Symptoms of diseases caused by alpha viruses
After penetrating through the skin with a vector bite, the virus enters the bloodstream or lymphatic vessels. The place of primary reproduction of most togaviruses is endothelium of vessels and reticulo-endothelial cells of lymph nodes, liver, spleen. After 4-7 days of the incubation period, the virus enters the bloodstream. Many infections have a second phase - local multiplication of the virus in selected organs: liver, brain, kidneys. The first phase is accompanied by leukopenia, the second - with leukocytosis. The disease usually occurs suddenly, its onset coincides with the release of the pathogen into the blood.

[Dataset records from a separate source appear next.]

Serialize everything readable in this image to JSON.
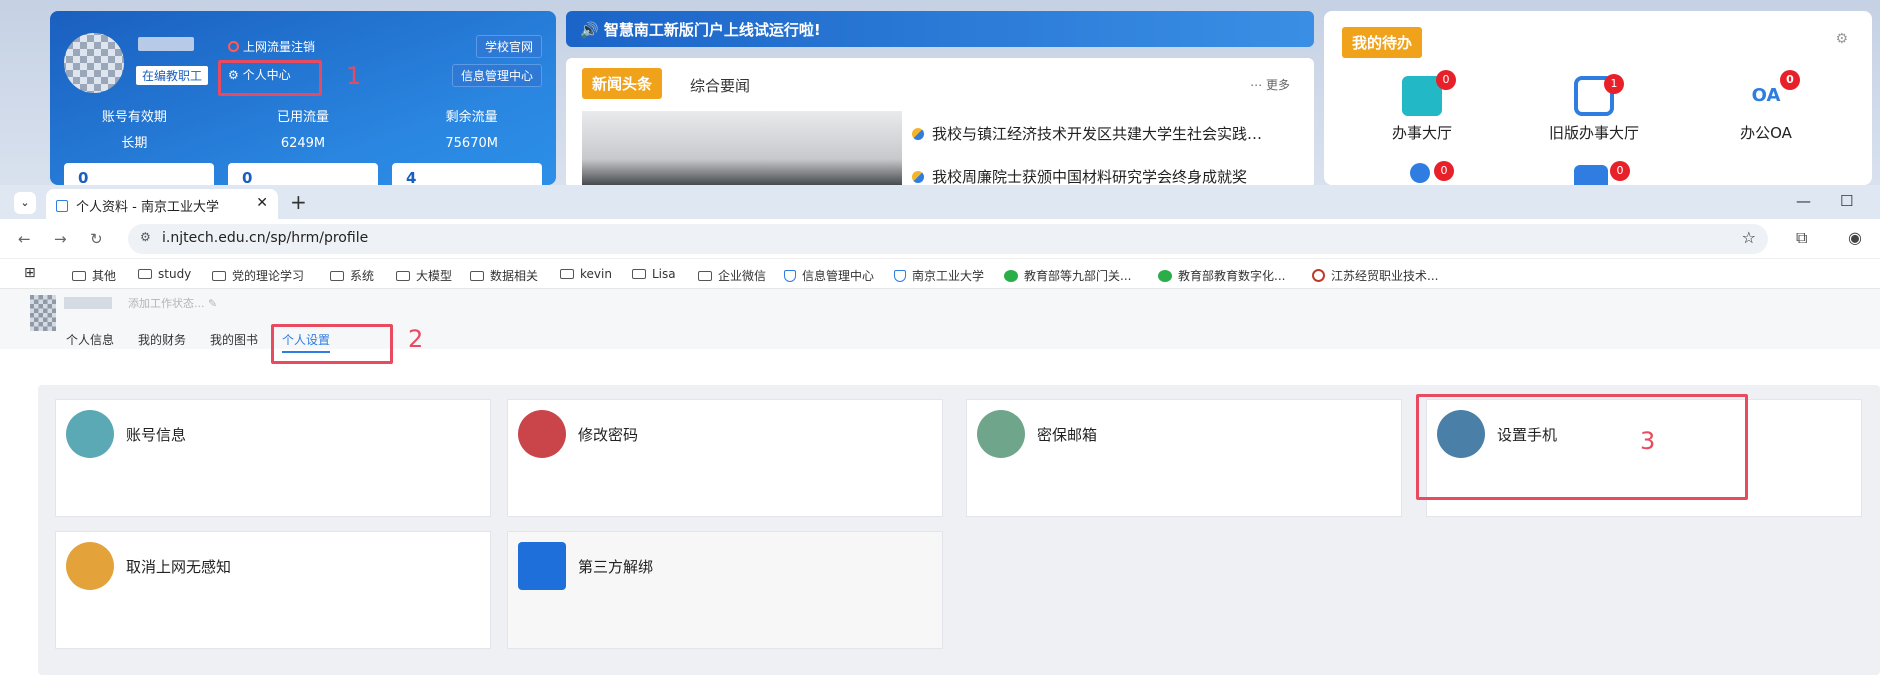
{
  "portal": {
    "user": {
      "staff_tag": "在编教职工",
      "logout": "上网流量注销",
      "center": "个人中心",
      "site_btn": "学校官网",
      "info_btn": "信息管理中心",
      "stats": [
        {
          "label": "账号有效期",
          "value": "长期"
        },
        {
          "label": "已用流量",
          "value": "6249M"
        },
        {
          "label": "剩余流量",
          "value": "75670M"
        }
      ],
      "box_values": [
        "0",
        "0",
        "4"
      ]
    },
    "notice": "智慧南工新版门户上线试运行啦!",
    "news": {
      "tab_hot": "新闻头条",
      "tab_general": "综合要闻",
      "more": "更多",
      "items": [
        "我校与镇江经济技术开发区共建大学生社会实践…",
        "我校周廉院士获颁中国材料研究学会终身成就奖"
      ]
    },
    "todo": {
      "title": "我的待办",
      "items": [
        {
          "label": "办事大厅",
          "badge": "0",
          "icon": "hall-icon",
          "color": "#22b8c6"
        },
        {
          "label": "旧版办事大厅",
          "badge": "1",
          "icon": "grid-icon",
          "color": "#2f7de1"
        },
        {
          "label": "办公OA",
          "badge": "0",
          "icon": "oa-icon",
          "color": "#2f7de1"
        }
      ],
      "row2_badges": [
        "0",
        "0"
      ]
    }
  },
  "annotations": {
    "one": "1",
    "two": "2",
    "three": "3"
  },
  "browser": {
    "tab_title": "个人资料 - 南京工业大学",
    "url": "i.njtech.edu.cn/sp/hrm/profile",
    "bookmarks": [
      {
        "label": "其他",
        "icon": "folder-icon"
      },
      {
        "label": "study",
        "icon": "folder-icon"
      },
      {
        "label": "党的理论学习",
        "icon": "folder-icon"
      },
      {
        "label": "系统",
        "icon": "folder-icon"
      },
      {
        "label": "大模型",
        "icon": "folder-icon"
      },
      {
        "label": "数据相关",
        "icon": "folder-icon"
      },
      {
        "label": "kevin",
        "icon": "folder-icon"
      },
      {
        "label": "Lisa",
        "icon": "folder-icon"
      },
      {
        "label": "企业微信",
        "icon": "folder-icon"
      },
      {
        "label": "信息管理中心",
        "icon": "shield-icon"
      },
      {
        "label": "南京工业大学",
        "icon": "shield-icon"
      },
      {
        "label": "教育部等九部门关...",
        "icon": "wechat-icon"
      },
      {
        "label": "教育部教育数字化...",
        "icon": "wechat-icon"
      },
      {
        "label": "江苏经贸职业技术...",
        "icon": "seal-icon"
      }
    ]
  },
  "profile": {
    "status": "添加工作状态...",
    "tabs": [
      "个人信息",
      "我的财务",
      "我的图书",
      "个人设置"
    ],
    "active_tab": "个人设置"
  },
  "settings": [
    {
      "label": "账号信息",
      "icon": "id-card-icon",
      "color": "#5aa9b5"
    },
    {
      "label": "修改密码",
      "icon": "key-icon",
      "color": "#c9454a"
    },
    {
      "label": "密保邮箱",
      "icon": "mailbox-icon",
      "color": "#6fa58a"
    },
    {
      "label": "设置手机",
      "icon": "phone-icon",
      "color": "#4a7fa8"
    },
    {
      "label": "取消上网无感知",
      "icon": "browser-icon",
      "color": "#e3a33a"
    },
    {
      "label": "第三方解绑",
      "icon": "unbind-icon",
      "color": "#1e6fd9"
    }
  ]
}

An invariable sign is fever accompanied by headache, myalgia, aching joints, nausea, often small-to-small rash and enlarged lymph nodes. In a significant number of cases, clinical manifestations are limited to a period of dissemination of the virus followed by convalescence without consequences. Fever can be complicated by hemorrhagic symptoms caused by vascular disorders. There are bleeding mucous membranes, hemorrhagic rash. The fever can have a two-wave course: after a short remission, fever and new symptoms (albuminuria, jaundice, meningeal symptoms, encephalitis, myelitis) again appear, indicating the defeat of various organs.